Evolution of Family Therapeutic Mediation

Chicago Bridge March Event Summary:

Featured Presentation on the Evolution of Family Therapeutic Mediation

On Wednesday, March 31, 2010 Chicago Bridge held its March event at Loyola University Chicago’s School of Social Work. Dr. Marcia Spira, Associate small indoor bounce house Professor at Loyola and Director of Loyola University Chicago’s Institute for Intergenerational Study and Practice, presented on family mediation for aging families to a packed room of thirty-eight people. Dr. Spira used case studies to help illustrate the mediation methods she described and engaged the audience in role-plays to highlight challenges in the process and demonstrate implementation.

What is Family Mediation?

Family mediation involving older adults is not uncommon. Long-standing family conflicts are often provoked by the plethora of sensitive issues that surround aging parents. Common issues include: finances both in terms of providing for ailing parents as well as the equity of inheritance; care giving responsibilities between siblings; and the tension that can arise as older adults lose their autonomy to their adult children. Strife can be present both between generations (parents and their adult children; adult children and their own children), as well as among generations (husbands and wives arguing over their responsibilities for the other’s parents; siblings disagreeing over each other’s roles and contributions; etc.). Dr. Spira emphasized that successful family mediation is generally not achieved through a one-time meeting but rather through a series of meetings. Meetings can include the entire family or various subsystems within the family. In response to several questions, Dr. Spira also pointed out that families who enter mediation have chosen to be there, which indicates that there is mutual agreement on the need for resolution even if there is not yet agreement on what that resolution will look like.
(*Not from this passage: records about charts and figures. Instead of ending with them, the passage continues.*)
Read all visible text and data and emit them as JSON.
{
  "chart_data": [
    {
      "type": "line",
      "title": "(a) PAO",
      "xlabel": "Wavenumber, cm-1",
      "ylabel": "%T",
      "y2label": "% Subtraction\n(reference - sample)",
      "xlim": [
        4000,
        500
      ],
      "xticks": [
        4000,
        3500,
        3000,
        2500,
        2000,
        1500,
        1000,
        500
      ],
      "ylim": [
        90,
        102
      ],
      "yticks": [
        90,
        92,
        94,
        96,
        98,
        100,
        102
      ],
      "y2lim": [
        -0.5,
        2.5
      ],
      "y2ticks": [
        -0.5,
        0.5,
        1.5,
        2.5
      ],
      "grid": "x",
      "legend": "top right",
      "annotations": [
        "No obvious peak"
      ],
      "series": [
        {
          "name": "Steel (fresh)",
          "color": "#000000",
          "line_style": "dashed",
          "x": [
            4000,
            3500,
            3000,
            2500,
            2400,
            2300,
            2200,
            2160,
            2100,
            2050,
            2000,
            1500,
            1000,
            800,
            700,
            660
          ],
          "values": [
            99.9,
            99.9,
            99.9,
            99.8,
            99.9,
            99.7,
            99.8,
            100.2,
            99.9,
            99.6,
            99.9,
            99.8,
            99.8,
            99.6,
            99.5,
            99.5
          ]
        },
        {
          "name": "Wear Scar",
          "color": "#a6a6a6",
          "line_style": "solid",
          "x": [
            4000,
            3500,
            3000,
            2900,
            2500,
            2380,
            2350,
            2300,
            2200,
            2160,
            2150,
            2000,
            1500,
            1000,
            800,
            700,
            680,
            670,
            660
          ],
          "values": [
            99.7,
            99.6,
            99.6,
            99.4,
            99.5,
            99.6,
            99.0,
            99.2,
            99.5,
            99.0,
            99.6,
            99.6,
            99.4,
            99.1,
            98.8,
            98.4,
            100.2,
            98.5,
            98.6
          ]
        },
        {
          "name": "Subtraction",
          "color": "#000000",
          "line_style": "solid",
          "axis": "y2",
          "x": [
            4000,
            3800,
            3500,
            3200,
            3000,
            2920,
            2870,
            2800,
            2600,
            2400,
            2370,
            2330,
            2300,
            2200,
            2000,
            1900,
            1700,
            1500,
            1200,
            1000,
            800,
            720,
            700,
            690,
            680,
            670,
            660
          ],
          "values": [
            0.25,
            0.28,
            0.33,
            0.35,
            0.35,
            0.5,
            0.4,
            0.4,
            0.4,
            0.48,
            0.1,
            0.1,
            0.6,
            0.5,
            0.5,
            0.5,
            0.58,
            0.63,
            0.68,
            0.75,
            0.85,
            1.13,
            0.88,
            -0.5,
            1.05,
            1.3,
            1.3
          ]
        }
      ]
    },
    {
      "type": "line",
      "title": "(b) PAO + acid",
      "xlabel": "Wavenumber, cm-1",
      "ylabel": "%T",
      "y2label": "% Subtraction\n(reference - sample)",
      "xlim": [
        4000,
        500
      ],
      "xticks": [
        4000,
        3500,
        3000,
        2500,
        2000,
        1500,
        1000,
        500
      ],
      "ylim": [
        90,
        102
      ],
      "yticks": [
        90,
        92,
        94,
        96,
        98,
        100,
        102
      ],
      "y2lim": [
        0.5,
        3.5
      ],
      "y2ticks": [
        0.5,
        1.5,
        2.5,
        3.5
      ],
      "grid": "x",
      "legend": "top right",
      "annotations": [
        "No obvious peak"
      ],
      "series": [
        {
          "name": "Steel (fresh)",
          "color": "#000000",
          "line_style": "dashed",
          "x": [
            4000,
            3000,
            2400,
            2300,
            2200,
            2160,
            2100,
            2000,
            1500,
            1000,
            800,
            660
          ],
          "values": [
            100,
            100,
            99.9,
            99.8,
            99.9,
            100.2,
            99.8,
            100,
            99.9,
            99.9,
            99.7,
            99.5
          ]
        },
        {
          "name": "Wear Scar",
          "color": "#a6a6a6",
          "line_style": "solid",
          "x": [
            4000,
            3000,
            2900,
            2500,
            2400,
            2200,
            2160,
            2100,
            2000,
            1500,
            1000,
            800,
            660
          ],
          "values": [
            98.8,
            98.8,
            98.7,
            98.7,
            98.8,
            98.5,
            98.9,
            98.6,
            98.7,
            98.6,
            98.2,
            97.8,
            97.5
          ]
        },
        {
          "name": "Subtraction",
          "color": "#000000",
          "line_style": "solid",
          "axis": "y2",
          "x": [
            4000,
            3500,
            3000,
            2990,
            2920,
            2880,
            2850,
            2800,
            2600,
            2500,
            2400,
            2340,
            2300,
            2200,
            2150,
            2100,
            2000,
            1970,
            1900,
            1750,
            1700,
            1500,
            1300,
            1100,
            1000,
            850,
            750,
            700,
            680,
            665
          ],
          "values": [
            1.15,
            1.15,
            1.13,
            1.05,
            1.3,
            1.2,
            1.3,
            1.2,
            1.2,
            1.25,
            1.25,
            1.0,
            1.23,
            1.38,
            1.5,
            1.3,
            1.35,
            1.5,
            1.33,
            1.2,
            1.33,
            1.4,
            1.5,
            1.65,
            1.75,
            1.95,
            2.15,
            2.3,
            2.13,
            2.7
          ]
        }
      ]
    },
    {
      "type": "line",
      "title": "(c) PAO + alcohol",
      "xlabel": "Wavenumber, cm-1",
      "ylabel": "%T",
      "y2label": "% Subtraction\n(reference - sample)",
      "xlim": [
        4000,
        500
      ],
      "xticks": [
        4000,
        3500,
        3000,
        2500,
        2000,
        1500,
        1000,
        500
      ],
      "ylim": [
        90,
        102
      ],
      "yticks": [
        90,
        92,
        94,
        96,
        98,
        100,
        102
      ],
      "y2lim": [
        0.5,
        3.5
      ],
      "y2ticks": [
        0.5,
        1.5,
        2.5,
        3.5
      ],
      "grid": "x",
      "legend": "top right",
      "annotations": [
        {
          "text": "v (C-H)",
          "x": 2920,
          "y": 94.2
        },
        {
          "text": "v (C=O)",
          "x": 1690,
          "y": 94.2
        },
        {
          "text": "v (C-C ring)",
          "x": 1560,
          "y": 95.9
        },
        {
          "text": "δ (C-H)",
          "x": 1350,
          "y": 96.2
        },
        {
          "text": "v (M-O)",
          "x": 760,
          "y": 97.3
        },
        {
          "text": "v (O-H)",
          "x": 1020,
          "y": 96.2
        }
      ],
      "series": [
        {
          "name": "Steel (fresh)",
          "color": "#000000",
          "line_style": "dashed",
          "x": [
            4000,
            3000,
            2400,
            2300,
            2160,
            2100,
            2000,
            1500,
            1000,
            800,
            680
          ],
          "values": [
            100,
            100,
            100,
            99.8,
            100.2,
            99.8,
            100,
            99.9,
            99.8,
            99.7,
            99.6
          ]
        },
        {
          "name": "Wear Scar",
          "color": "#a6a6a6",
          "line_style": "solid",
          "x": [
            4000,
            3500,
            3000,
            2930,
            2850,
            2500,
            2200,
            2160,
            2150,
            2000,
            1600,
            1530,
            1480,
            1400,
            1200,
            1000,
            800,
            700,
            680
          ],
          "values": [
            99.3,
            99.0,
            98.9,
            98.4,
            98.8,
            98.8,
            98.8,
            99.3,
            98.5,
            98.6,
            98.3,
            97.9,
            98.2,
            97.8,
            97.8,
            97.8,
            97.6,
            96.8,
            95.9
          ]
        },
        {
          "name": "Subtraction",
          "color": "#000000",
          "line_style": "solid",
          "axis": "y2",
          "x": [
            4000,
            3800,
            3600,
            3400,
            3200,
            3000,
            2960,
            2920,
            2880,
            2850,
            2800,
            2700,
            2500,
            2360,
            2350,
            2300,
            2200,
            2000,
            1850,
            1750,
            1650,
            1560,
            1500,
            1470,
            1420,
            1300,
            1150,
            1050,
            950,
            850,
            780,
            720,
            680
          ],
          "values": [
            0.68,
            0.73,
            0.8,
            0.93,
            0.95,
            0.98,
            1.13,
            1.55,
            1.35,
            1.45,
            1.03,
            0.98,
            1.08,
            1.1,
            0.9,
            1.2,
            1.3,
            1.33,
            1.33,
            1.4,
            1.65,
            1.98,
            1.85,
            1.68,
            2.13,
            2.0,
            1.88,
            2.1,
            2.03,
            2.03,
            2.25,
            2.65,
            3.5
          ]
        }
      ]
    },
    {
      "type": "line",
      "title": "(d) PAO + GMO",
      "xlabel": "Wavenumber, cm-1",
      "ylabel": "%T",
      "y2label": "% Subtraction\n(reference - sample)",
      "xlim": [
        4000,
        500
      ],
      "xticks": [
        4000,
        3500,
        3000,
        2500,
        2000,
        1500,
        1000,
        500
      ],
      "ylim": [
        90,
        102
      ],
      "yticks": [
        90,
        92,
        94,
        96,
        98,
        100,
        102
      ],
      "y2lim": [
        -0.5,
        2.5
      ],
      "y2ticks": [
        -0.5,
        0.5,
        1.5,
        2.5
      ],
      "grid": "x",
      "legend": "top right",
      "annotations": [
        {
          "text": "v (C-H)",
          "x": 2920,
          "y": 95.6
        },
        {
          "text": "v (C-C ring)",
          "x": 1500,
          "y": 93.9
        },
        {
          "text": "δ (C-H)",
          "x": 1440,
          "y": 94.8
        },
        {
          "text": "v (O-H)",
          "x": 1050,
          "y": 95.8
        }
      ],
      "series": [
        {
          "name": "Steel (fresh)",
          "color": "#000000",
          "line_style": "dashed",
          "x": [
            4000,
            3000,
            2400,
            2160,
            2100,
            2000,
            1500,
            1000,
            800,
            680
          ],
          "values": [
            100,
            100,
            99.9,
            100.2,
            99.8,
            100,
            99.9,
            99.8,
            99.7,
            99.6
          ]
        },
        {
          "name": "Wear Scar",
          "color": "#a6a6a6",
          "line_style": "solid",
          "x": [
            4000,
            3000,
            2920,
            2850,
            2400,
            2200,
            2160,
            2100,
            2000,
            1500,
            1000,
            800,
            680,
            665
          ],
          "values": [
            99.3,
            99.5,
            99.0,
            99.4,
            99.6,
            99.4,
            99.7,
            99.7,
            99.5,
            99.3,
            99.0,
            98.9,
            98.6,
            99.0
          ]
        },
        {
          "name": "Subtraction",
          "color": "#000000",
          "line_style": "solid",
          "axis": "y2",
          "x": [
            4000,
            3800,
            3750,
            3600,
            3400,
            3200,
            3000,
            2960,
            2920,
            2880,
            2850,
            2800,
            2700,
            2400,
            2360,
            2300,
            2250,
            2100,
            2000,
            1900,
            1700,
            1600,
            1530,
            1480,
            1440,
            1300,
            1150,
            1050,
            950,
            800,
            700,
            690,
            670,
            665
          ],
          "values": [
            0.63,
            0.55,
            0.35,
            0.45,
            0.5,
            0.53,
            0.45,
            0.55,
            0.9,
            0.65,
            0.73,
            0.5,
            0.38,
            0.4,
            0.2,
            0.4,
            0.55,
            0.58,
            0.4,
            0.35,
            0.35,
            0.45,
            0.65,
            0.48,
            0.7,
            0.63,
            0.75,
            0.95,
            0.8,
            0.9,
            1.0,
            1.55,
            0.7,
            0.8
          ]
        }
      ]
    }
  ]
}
Six Steps for Family Mediation

Dr. Spira outlined six mediation steps in her presentation:
1. Mediator should discuss his/her background, explain the expectations of mediation and review the ground rules of the mediation process; 2. Each party presents their side of the conflict; 3. Mediator then asks for clarification from each person and asks for potential alternatives and suggestions to resolve the conflict; 4. Mediator asks for each individual to consider the presented options and suggestions; 5. Each party participates in the negotiation phase. With the help of the mediator alternative options are weighed; 6. Ideally, all party members agree on a resolution and walk away feeling they reached a win-win conclusion.
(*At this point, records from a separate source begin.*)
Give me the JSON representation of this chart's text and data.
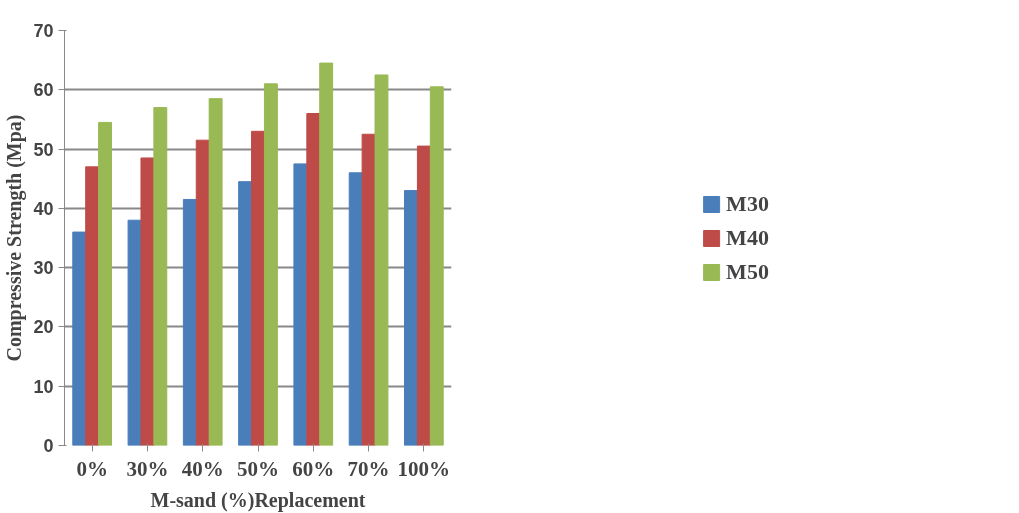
{
  "chart_data": {
    "type": "bar",
    "xlabel": "M-sand (%)Replacement",
    "ylabel": "Compressive Strength (Mpa)",
    "categories": [
      "0%",
      "30%",
      "40%",
      "50%",
      "60%",
      "70%",
      "100%"
    ],
    "series": [
      {
        "name": "M30",
        "color": "#4a7ebb",
        "values": [
          36,
          38,
          41.5,
          44.5,
          47.5,
          46,
          43
        ]
      },
      {
        "name": "M40",
        "color": "#be4b48",
        "values": [
          47,
          48.5,
          51.5,
          53,
          56,
          52.5,
          50.5
        ]
      },
      {
        "name": "M50",
        "color": "#98b954",
        "values": [
          54.5,
          57,
          58.5,
          61,
          64.5,
          62.5,
          60.5
        ]
      }
    ],
    "ylim": [
      0,
      70
    ],
    "yticks": [
      0,
      10,
      20,
      30,
      40,
      50,
      60,
      70
    ],
    "grid": "y",
    "legend": "right"
  }
}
Awareness of Elder Abuse Signs Important in Family Mediation

In closing, Dr. Spira emphasized how important it is for therapists participating in family mediation to be aware of and watch for warning signs of elder abuse. In family therapy and mediation, these warning signs include avoiding conversations about certain topics, adult children not allowing their parents to speak for themselves, and families making vague references to family secrets but not being willing to elaborate. Dowload Dr. Spira’s Family Mediation Presentation This post was edited by Kristen Pavle.